# mk2 gti: 1.8t swap or vr6 swap?



## VWcalitrie (Feb 20, 2008)

have done a fair share of reading on other sites but wanted to get some feedback from you guys. I am looking into buying an mk2 shell and swapping in either a 1.8t of some sort or a vr6 engine. wondering which was cheaper, better idea? pros/cons? any input is greatly appreciated.
looking to make 325-375 to the wheels, with garretts help lol thanks all


----------



## bonesaw (Aug 8, 2004)

*Re: mk2 gti: 1.8t swap or vr6 swap? (VWcalitrie)*

with your power goals a 1.8t is prob a better starting point. although it is more difficult than doing a vr turbo swap.


----------



## VWcalitrie (Feb 20, 2008)

*Re: mk2 gti: 1.8t swap or vr6 swap? (bonesaw)*

how is it much more difficult? Difficulty is def something i am weighting, i just dont know the degree of difficulty or the degree im g2 spend in the process for each.


----------



## bonesaw (Aug 8, 2004)

*Re: mk2 gti: 1.8t swap or vr6 swap? (VWcalitrie)*

vr6 harness plugs right in. 1.8t need to explore the different routes. there is nothing that is OE that jsut plugs in. Although you can get standalone that will plug right in.


----------



## theguy1084 (Feb 4, 2007)

*Re: mk2 gti: 1.8t swap or vr6 swap? (bonesaw)*


_Quote, originally posted by *bonesaw* »_with your power goals a 1.8t is prob a better starting point. although it is more difficult than doing a vr turbo swap. 

x2 
in the end with your power goals I think you would be happier with a 1.8t. Thats just my opinion







With the combination of the 1.8t and someone like Unitronic it would make a big turbo less of a headache. The swap itself is not hard just time consuming.


----------



## VWcalitrie (Feb 20, 2008)

*Re: mk2 gti: 1.8t swap or vr6 swap? (theguy1084)*

ok thanks, can you swap in a aww motor from say an 02 gti 1.8t or does it have to be a aeb 1.8t motor?


----------



## dubbinmk2 (Jan 15, 2008)

*Re: mk2 gti: 1.8t swap or vr6 swap? (VWcalitrie)*


_Quote, originally posted by *VWcalitrie* »_ok thanks, can you swap in a aww motor from say an 02 gti 1.8t or does it have to be a aeb 1.8t motor?
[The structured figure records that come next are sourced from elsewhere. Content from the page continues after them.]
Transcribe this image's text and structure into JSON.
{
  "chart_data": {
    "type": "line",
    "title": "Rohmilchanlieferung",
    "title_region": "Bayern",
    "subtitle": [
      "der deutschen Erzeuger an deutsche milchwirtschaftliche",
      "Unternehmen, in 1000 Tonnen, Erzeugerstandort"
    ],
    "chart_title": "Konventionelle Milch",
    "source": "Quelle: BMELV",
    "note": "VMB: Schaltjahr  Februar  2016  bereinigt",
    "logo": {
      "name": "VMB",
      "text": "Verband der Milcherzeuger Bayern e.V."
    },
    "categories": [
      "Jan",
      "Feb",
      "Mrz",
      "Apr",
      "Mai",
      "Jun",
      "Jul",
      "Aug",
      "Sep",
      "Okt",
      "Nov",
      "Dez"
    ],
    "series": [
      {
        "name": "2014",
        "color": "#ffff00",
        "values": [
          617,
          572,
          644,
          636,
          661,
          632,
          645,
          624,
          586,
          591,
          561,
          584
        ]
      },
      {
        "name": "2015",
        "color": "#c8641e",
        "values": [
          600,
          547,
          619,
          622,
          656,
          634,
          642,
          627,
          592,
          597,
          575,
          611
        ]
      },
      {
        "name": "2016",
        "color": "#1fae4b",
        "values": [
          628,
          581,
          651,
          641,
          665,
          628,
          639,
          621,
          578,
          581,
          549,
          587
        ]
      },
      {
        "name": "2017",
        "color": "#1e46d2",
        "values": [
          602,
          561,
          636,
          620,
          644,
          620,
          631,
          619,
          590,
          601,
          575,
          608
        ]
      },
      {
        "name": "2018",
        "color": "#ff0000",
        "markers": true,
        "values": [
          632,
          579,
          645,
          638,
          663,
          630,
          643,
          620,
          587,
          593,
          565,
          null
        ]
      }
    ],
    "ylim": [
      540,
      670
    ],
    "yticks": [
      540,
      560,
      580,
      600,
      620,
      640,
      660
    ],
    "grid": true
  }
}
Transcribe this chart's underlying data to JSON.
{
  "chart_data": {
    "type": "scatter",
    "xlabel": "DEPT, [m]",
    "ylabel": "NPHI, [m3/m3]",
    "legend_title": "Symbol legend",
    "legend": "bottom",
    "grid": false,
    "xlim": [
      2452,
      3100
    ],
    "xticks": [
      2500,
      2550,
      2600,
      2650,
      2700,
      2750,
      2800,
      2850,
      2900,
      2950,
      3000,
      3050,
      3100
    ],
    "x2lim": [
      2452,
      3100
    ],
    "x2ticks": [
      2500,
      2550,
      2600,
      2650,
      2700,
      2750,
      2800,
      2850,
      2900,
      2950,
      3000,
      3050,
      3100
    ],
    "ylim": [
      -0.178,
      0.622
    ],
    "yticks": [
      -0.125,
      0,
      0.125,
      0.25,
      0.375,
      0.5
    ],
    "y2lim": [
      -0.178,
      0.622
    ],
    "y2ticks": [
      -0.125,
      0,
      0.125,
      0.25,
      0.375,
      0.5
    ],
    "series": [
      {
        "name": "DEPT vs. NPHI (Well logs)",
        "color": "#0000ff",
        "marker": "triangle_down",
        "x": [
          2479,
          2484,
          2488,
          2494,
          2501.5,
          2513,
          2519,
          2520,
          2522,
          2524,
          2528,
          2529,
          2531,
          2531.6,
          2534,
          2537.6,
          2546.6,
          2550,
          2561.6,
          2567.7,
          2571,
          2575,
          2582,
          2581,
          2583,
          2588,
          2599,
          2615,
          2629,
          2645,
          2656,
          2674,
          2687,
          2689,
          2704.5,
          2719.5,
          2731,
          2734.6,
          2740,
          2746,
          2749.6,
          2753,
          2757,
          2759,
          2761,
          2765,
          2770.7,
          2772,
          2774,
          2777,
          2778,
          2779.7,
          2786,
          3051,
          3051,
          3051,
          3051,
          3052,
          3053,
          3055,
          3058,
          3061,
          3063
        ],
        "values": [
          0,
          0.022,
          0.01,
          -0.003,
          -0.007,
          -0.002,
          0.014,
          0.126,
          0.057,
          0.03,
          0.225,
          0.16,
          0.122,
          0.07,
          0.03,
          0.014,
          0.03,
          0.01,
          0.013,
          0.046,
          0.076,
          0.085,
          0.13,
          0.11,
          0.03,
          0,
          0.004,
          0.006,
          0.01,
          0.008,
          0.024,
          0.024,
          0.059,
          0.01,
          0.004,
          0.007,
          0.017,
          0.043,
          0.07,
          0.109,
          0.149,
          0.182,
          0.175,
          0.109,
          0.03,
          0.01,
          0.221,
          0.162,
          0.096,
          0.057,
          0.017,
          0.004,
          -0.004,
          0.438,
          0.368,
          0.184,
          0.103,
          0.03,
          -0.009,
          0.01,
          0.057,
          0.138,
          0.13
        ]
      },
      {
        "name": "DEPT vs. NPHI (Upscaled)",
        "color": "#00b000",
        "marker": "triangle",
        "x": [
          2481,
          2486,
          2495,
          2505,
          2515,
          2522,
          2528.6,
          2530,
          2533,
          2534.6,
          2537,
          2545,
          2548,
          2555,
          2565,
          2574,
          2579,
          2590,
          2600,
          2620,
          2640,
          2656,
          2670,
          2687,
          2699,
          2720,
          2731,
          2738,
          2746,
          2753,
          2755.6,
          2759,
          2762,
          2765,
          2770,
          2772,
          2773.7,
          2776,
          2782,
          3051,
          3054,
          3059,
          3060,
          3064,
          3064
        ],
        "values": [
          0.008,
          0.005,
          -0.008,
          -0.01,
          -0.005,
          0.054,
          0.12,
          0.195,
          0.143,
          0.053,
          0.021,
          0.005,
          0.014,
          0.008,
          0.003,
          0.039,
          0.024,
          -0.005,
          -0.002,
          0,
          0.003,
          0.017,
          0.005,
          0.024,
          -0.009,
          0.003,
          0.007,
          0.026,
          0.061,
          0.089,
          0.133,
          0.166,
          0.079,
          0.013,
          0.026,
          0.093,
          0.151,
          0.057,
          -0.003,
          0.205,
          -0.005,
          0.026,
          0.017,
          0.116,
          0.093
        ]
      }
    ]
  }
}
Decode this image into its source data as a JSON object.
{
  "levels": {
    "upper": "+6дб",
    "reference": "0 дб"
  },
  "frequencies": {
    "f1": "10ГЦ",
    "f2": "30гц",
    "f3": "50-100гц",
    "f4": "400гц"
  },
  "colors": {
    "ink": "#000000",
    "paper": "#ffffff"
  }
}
u can swap anything you want....


----------



## 1.8tNdahaus (Jan 14, 2008)

*Re: mk2 gti: 1.8t swap or vr6 swap? (dubbinmk2)*

Hey VWcalitrie when are you gonna give me a TIP or my $90 dollars back? Its pretty messed up you steal from 17 year olds who hardly can pay for a car and insurance.. douche bag. http://****************.com/smile/emthdown.gif


----------